德梅特里奥斯对这份议程的每一个字都已烂熟于心。
欧罗巴的消息,通过那些往返于欧洲的商船,零星地传到了他偏远的南方教区。
他甚至亲自审问过几个在加勒比海域从事走私时被捕获的新教徒。
从那些人身上,他搜缴出了一些在德意志地区印制的宣传册子。
那些册子上的言论,每一次阅读都让德梅特里奥斯感到一阵愤怒。
一个没受过系统神学教育的农夫、一个目不识丁的水手,凭什么也能解读圣经?
神的话语是何等深奥,其中蕴含的奥秘需要穷尽一生的虔诚与学习去探寻,岂容这些无知者随意曲解?

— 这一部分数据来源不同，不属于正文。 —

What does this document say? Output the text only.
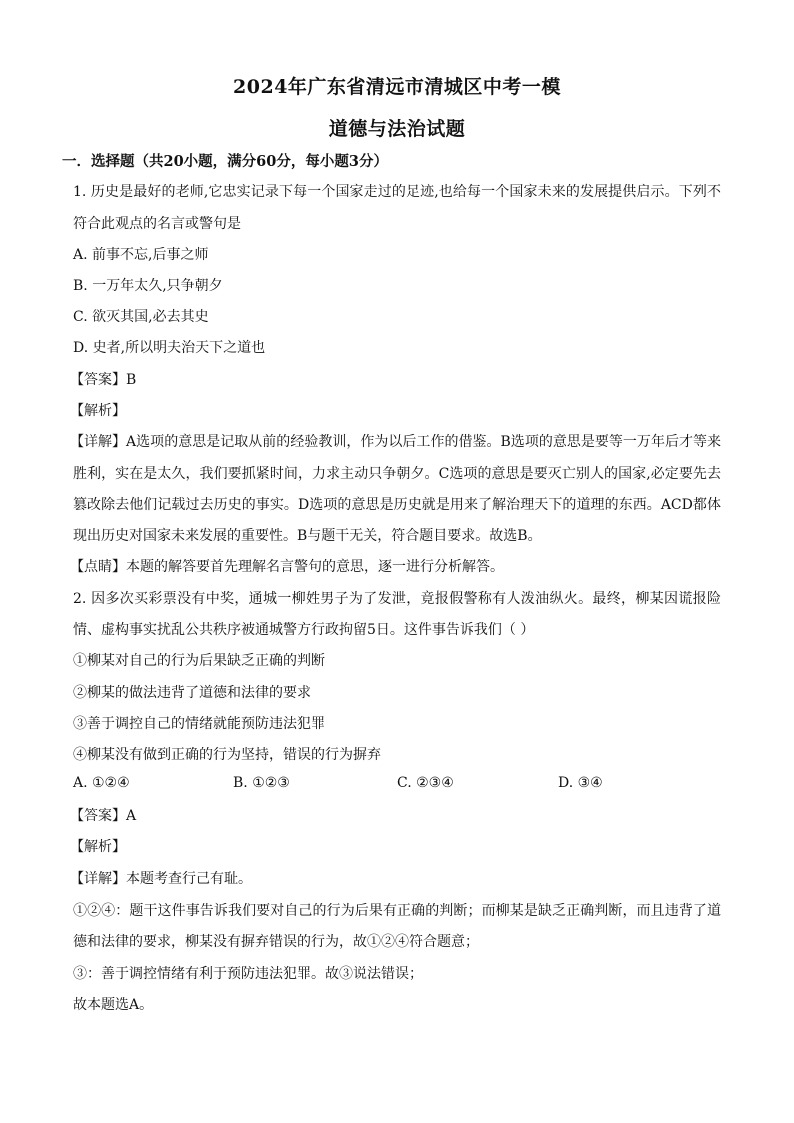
2024年广东省清远市清城区中考一模
道德与法治试题
一．选择题（共20小题，满分60分，每小题3分）
1. 历史是最好的老师,它忠实记录下每一个国家走过的足迹,也给每一个国家未来的发展提供启示。下列不
符合此观点的名言或警句是
A. 前事不忘,后事之师
B. 一万年太久,只争朝夕
C. 欲灭其国,必去其史
D. 史者,所以明夫治天下之道也
【答案】B
【解析】
【详解】A选项的意思是记取从前的经验教训，作为以后工作的借鉴。B选项的意思是要等一万年后才等来
胜利，实在是太久，我们要抓紧时间，力求主动只争朝夕。C选项的意思是要灭亡别人的国家,必定要先去
篡改除去他们记载过去历史的事实。D选项的意思是历史就是用来了解治理天下的道理的东西。ACD都体
现出历史对国家未来发展的重要性。B与题干无关，符合题目要求。故选B。
【点睛】本题的解答要首先理解名言警句的意思，逐一进行分析解答。
2. 因多次买彩票没有中奖，通城一柳姓男子为了发泄，竟报假警称有人泼油纵火。最终，柳某因谎报险
情、虚构事实扰乱公共秩序被通城警方行政拘留5日。这件事告诉我们（ ）
①柳某对自己的行为后果缺乏正确的判断
②柳某的做法违背了道德和法律的要求
③善于调控自己的情绪就能预防违法犯罪
④柳某没有做到正确的行为坚持，错误的行为摒弃
A. ①②④	B. ①②③	C. ②③④	D. ③④
【答案】A
【解析】
【详解】本题考查行己有耻。
①②④：题干这件事告诉我们要对自己的行为后果有正确的判断；而柳某是缺乏正确判断，而且违背了道
德和法律的要求，柳某没有摒弃错误的行为，故①②④符合题意；
③：善于调控情绪有利于预防违法犯罪。故③说法错误；
故本题选A。
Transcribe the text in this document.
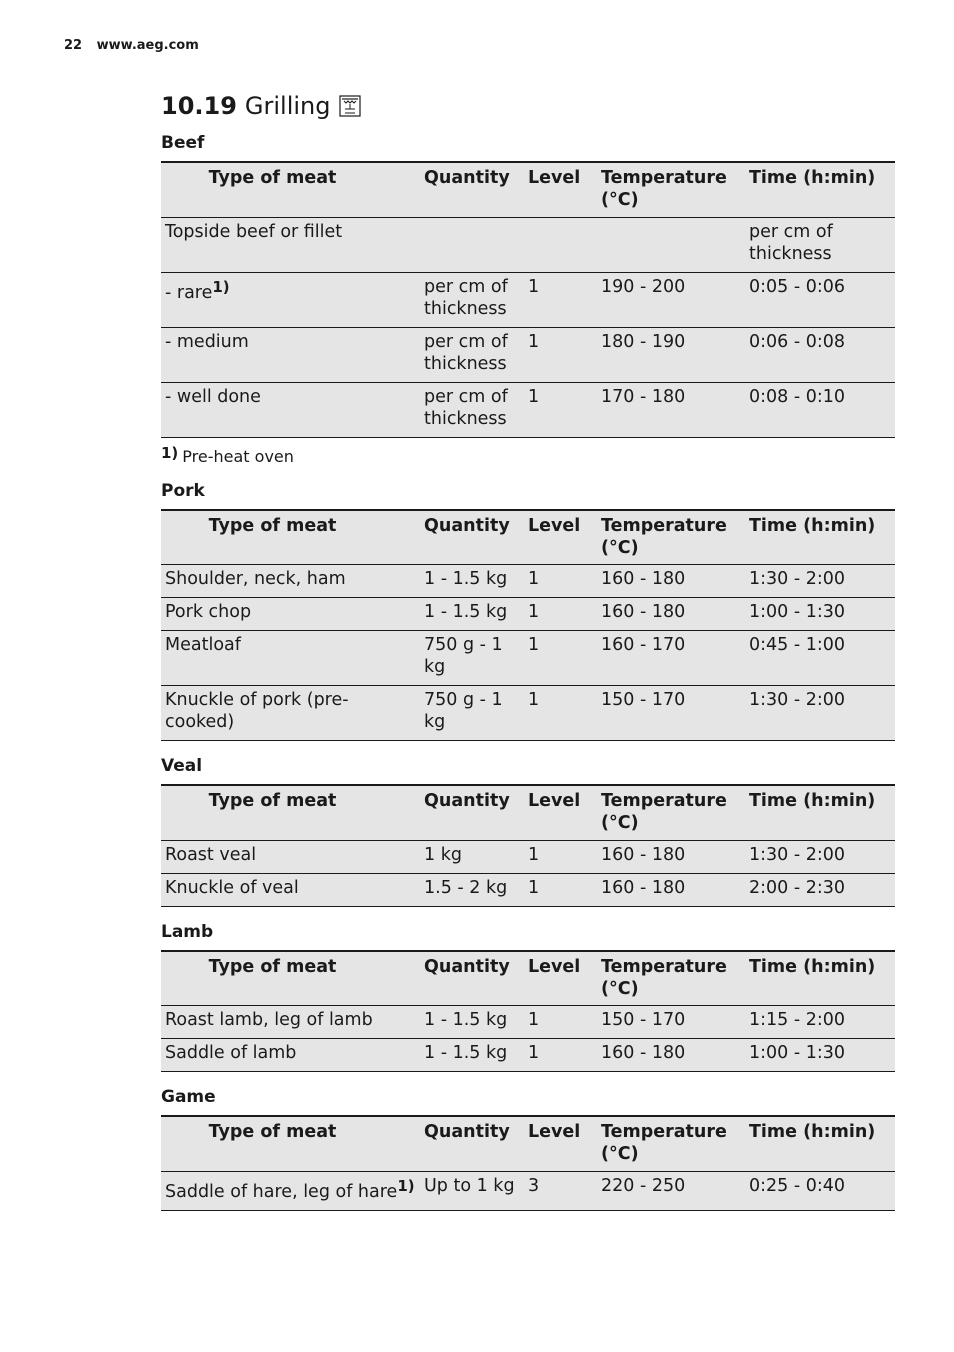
22 www.aeg.com
10.19 Grilling
Beef
Type of meat	Quantity	Level	Temperature (°C)	Time (h:min)
Topside beef or fillet				per cm of thickness
- rare1)	per cm of thickness	1	190 - 200	0:05 - 0:06
- medium	per cm of thickness	1	180 - 190	0:06 - 0:08
- well done	per cm of thickness	1	170 - 180	0:08 - 0:10
1) Pre-heat oven
Pork
Type of meat	Quantity	Level	Temperature (°C)	Time (h:min)
Shoulder, neck, ham	1 - 1.5 kg	1	160 - 180	1:30 - 2:00
Pork chop	1 - 1.5 kg	1	160 - 180	1:00 - 1:30
Meatloaf	750 g - 1 kg	1	160 - 170	0:45 - 1:00
Knuckle of pork (pre-cooked)	750 g - 1 kg	1	150 - 170	1:30 - 2:00
Veal
Type of meat	Quantity	Level	Temperature (°C)	Time (h:min)
Roast veal	1 kg	1	160 - 180	1:30 - 2:00
Knuckle of veal	1.5 - 2 kg	1	160 - 180	2:00 - 2:30
Lamb
Type of meat	Quantity	Level	Temperature (°C)	Time (h:min)
Roast lamb, leg of lamb	1 - 1.5 kg	1	150 - 170	1:15 - 2:00
Saddle of lamb	1 - 1.5 kg	1	160 - 180	1:00 - 1:30
Game
Type of meat	Quantity	Level	Temperature (°C)	Time (h:min)
Saddle of hare, leg of hare1)	Up to 1 kg	3	220 - 250	0:25 - 0:40
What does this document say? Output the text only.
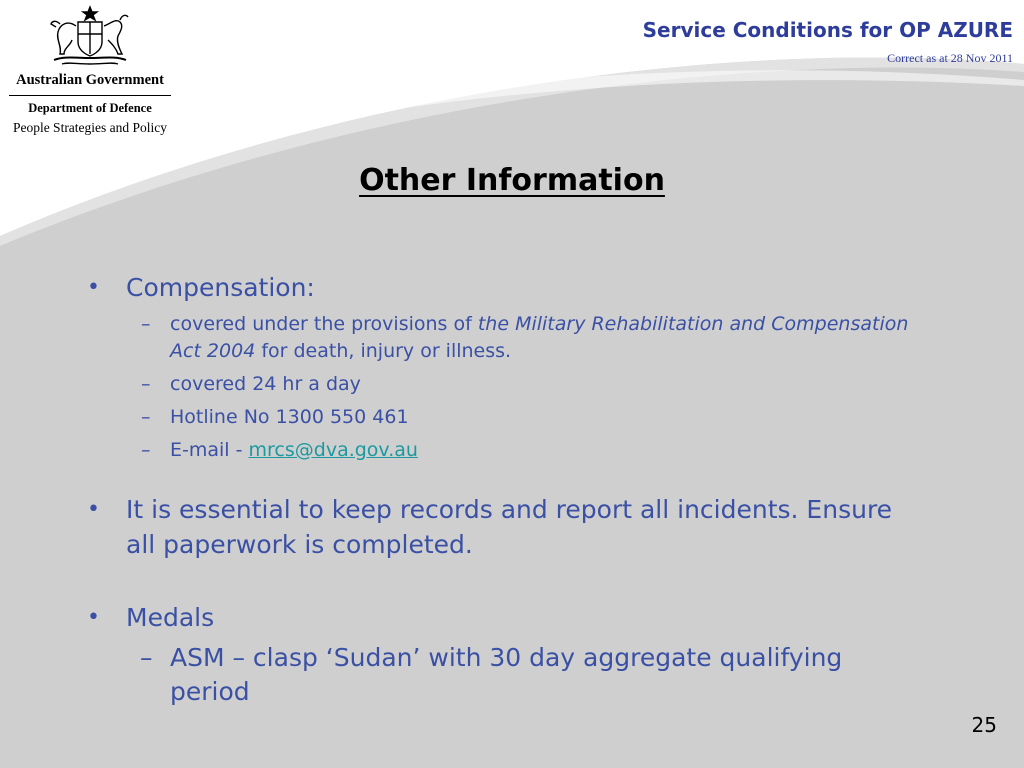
Australian Government
Department of Defence
People Strategies and Policy
Service Conditions for OP AZURE
Correct as at 28 Nov 2011
Other Information
• Compensation:
– covered under the provisions of the Military Rehabilitation and Compensation Act 2004 for death, injury or illness.
– covered 24 hr a day
– Hotline No 1300 550 461
– E-mail - mrcs@dva.gov.au
• It is essential to keep records and report all incidents. Ensure all paperwork is completed.
• Medals
– ASM – clasp ‘Sudan’ with 30 day aggregate qualifying period
25
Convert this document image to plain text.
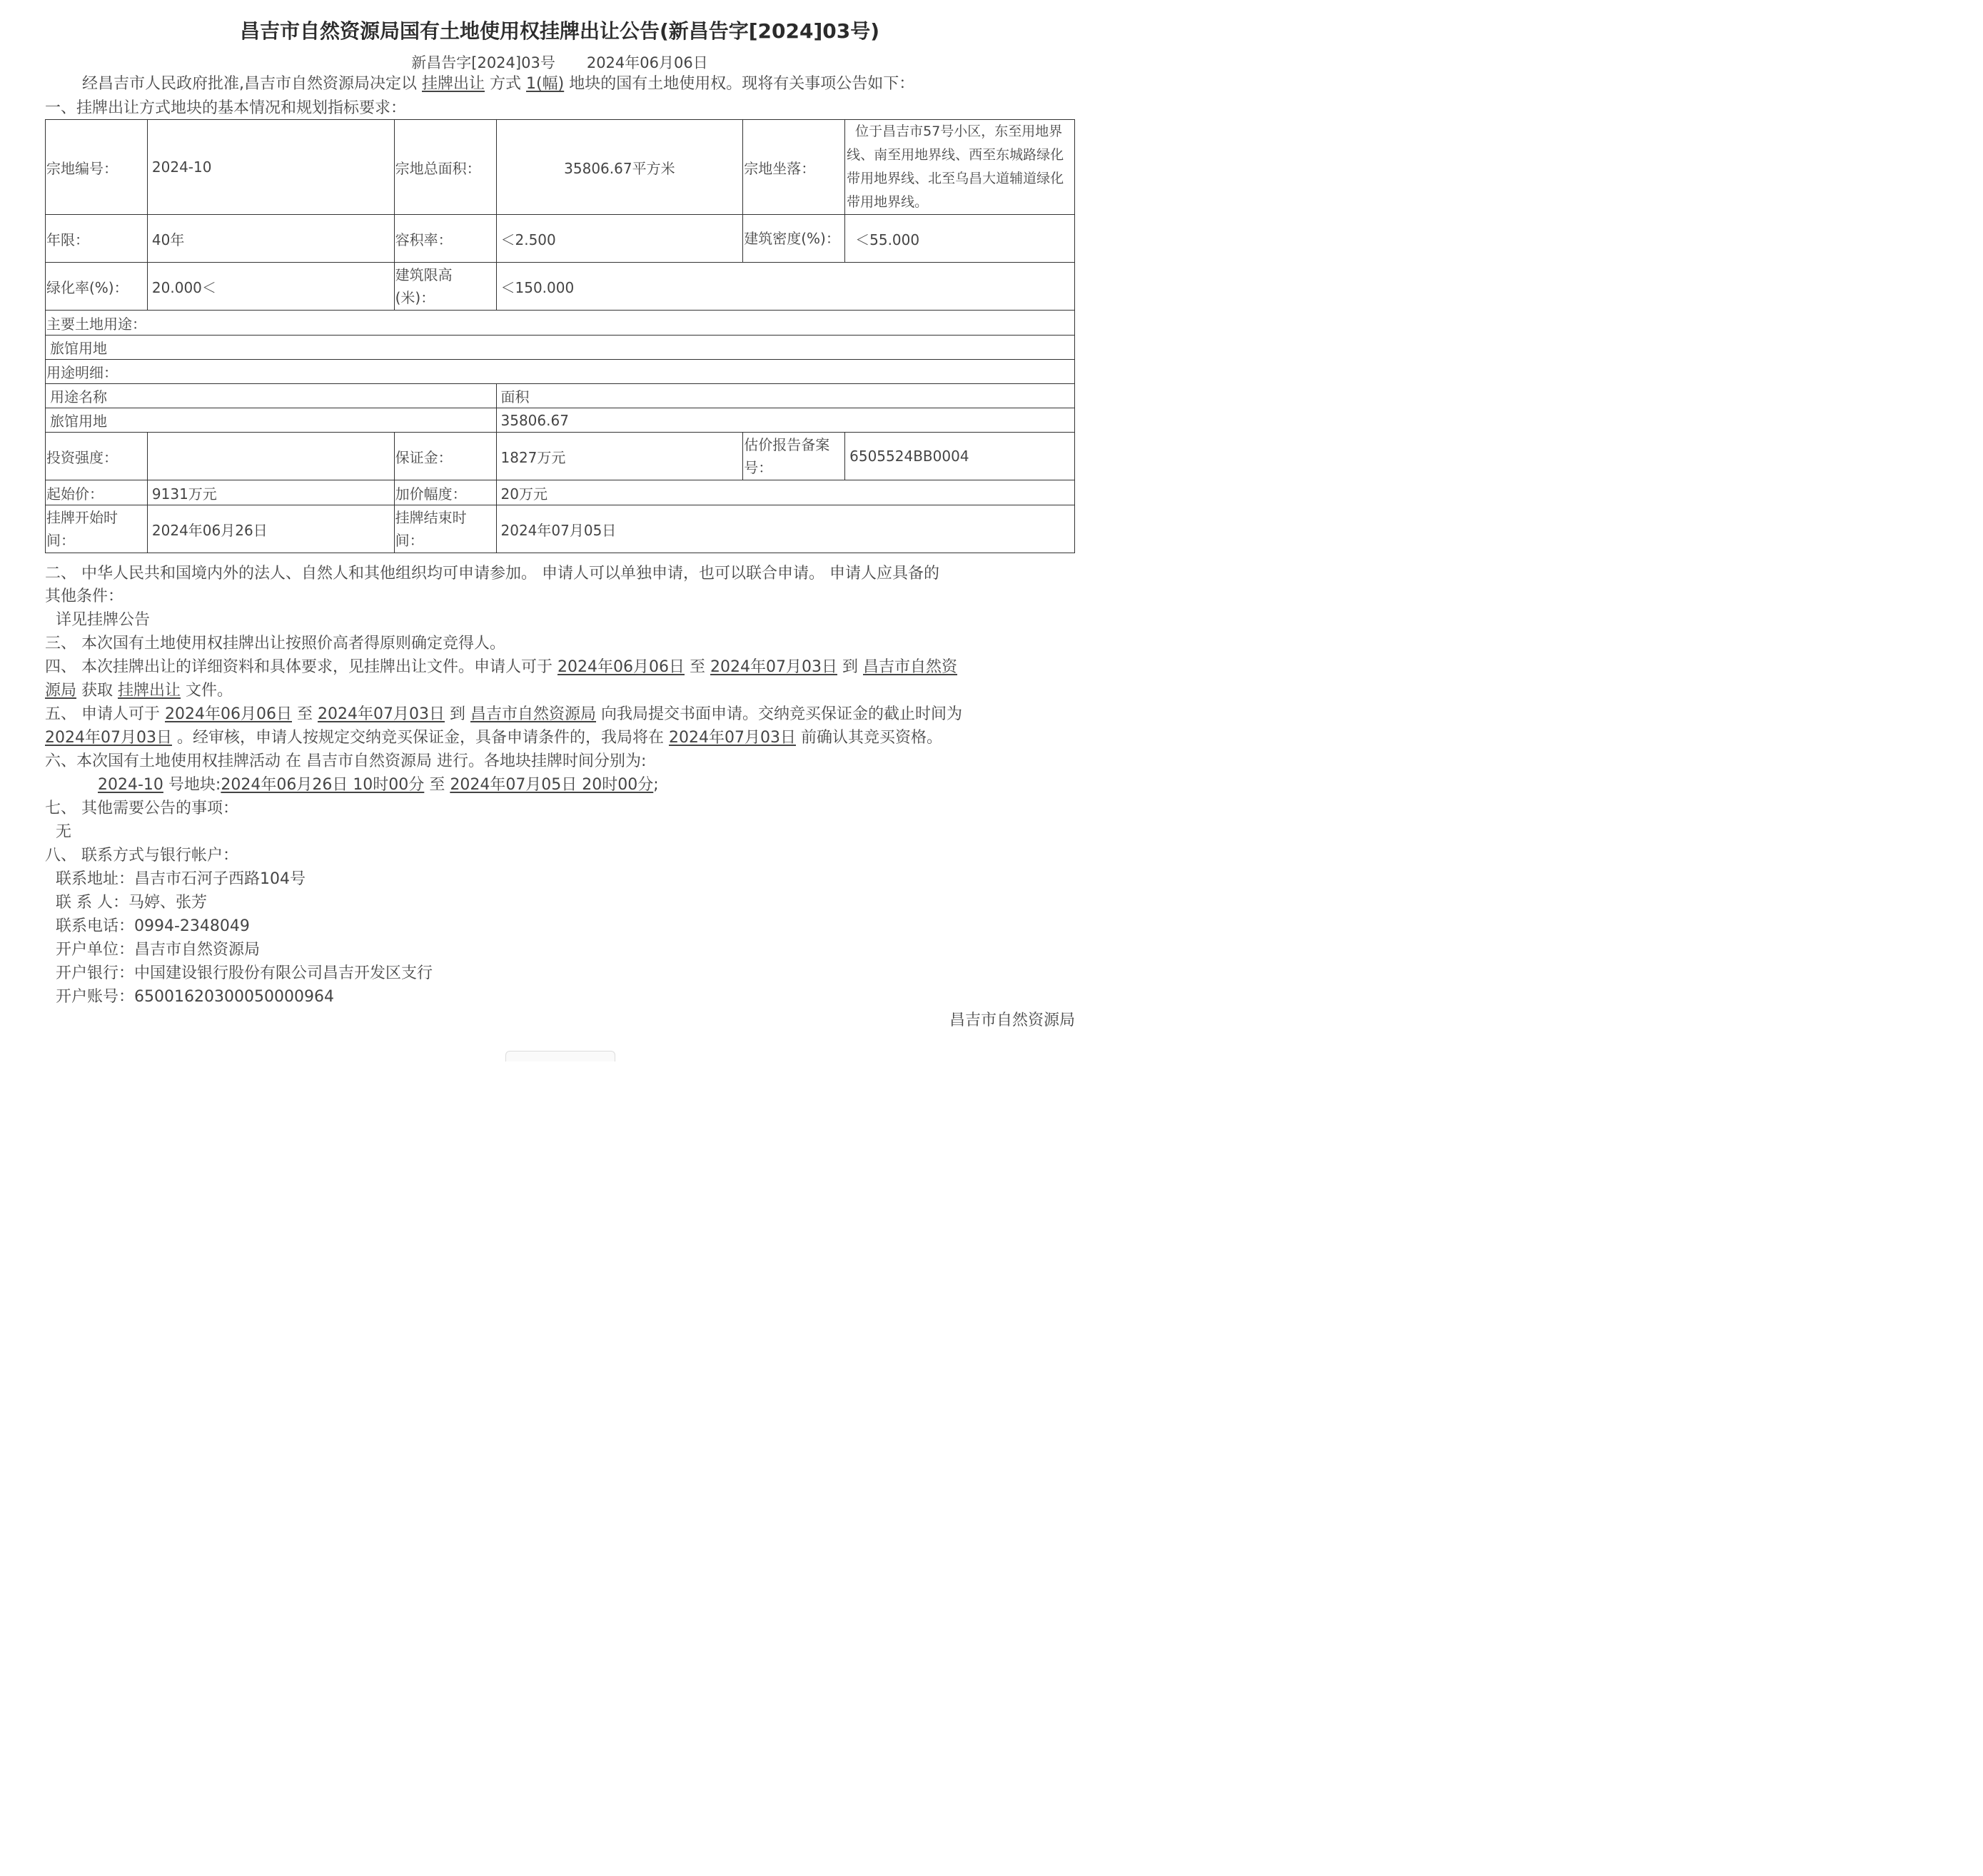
昌吉市自然资源局国有土地使用权挂牌出让公告(新昌告字[2024]03号)
新昌告字[2024]03号 2024年06月06日
经昌吉市人民政府批准,昌吉市自然资源局决定以 挂牌出让 方式 1(幅) 地块的国有土地使用权。现将有关事项公告如下：
一、挂牌出让方式地块的基本情况和规划指标要求：
宗地编号：	2024-10	宗地总面积：	35806.67平方米	宗地坐落：	位于昌吉市57号小区，东至用地界线、南至用地界线、西至东城路绿化带用地界线、北至乌昌大道辅道绿化带用地界线。
年限：	40年	容积率：	＜2.500	建筑密度(%)：	＜55.000
绿化率(%)：	20.000＜	建筑限高(米)：	＜150.000		
主要土地用途：					
旅馆用地					
用途明细：					
用途名称			面积		
旅馆用地			35806.67		
投资强度：		保证金：	1827万元	估价报告备案号：	6505524BB0004
起始价：	9131万元	加价幅度：	20万元		
挂牌开始时间：	2024年06月26日	挂牌结束时间：	2024年07月05日		
二、 中华人民共和国境内外的法人、自然人和其他组织均可申请参加。 申请人可以单独申请，也可以联合申请。 申请人应具备的
其他条件：
详见挂牌公告
三、 本次国有土地使用权挂牌出让按照价高者得原则确定竞得人。
四、 本次挂牌出让的详细资料和具体要求，见挂牌出让文件。申请人可于 2024年06月06日 至 2024年07月03日 到 昌吉市自然资
源局 获取 挂牌出让 文件。
五、 申请人可于 2024年06月06日 至 2024年07月03日 到 昌吉市自然资源局 向我局提交书面申请。交纳竞买保证金的截止时间为
2024年07月03日 。经审核，申请人按规定交纳竞买保证金，具备申请条件的，我局将在 2024年07月03日 前确认其竞买资格。
六、本次国有土地使用权挂牌活动 在 昌吉市自然资源局 进行。各地块挂牌时间分别为:
2024-10 号地块:2024年06月26日 10时00分 至 2024年07月05日 20时00分;
七、 其他需要公告的事项：
无
八、 联系方式与银行帐户：
联系地址：昌吉市石河子西路104号
联 系 人：马婷、张芳
联系电话：0994-2348049
开户单位：昌吉市自然资源局
开户银行：中国建设银行股份有限公司昌吉开发区支行
开户账号：65001620300050000964
昌吉市自然资源局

若是解错了,那谬误流传开来,又该毒害多少无辜的灵魂?
但他又不得不承认,那些异端的部分观点,确实刺中了他内心深处的一些对天主教的不满。
他们对天主教会的攻击,很多并非空穴来风。
这天主教会本就不该存在,罗马的牧首就该老老实实当他的罗马牧首,与其他四位牧首平起平坐,凭什么要分裂教会,自称什么凌驾于众生之上的“教宗”。
什一税源源不断地从欧罗巴各地流向那个所谓的永恒之城,供养着一个腐败的教廷,这难道不是事实?
还有那臭名昭着的赎罪券。
德梅特里奥斯无法想象,一个人犯下的罪孽,怎么可能用几枚金币购买的一张纸片来抵消。
这是对神圣秩序最无耻的亵读,是将信仰变成了一门肮脏的生意。
埃律西昂正教会,在巴西琉斯的直接监督之下,绝无可能堕落至此。
教士的职责是引导迷途的羔羊,而非贩卖进入天堂的门票。
马车日复一日地向北行进。
沿途,不断有其他教区的马车导入这股北上的洪流。
车队从一辆,变成三辆,再到十几辆,形成了一条长长的车队。
夜晚在驿站或修道院歇脚时,这些来自帝国各地的神职人员便会聚在一起。
壁炉里的火焰跳动着,映着他们或凝重或兴奋的脸庞,温暖的火光也驱不散空气中逐渐升温的辩论气氛。
“关于新历法,诸位怎么看?”
一位来自内陆教区的都主教首先开口。
“儒略历的误差,我们都心知肚明。春分日越差越远,连带着复活节的日期都成了问题。我有时候甚至怀疑,我们庆祝的圣诞日,和主真正降生的日子,到底还差着多少天。”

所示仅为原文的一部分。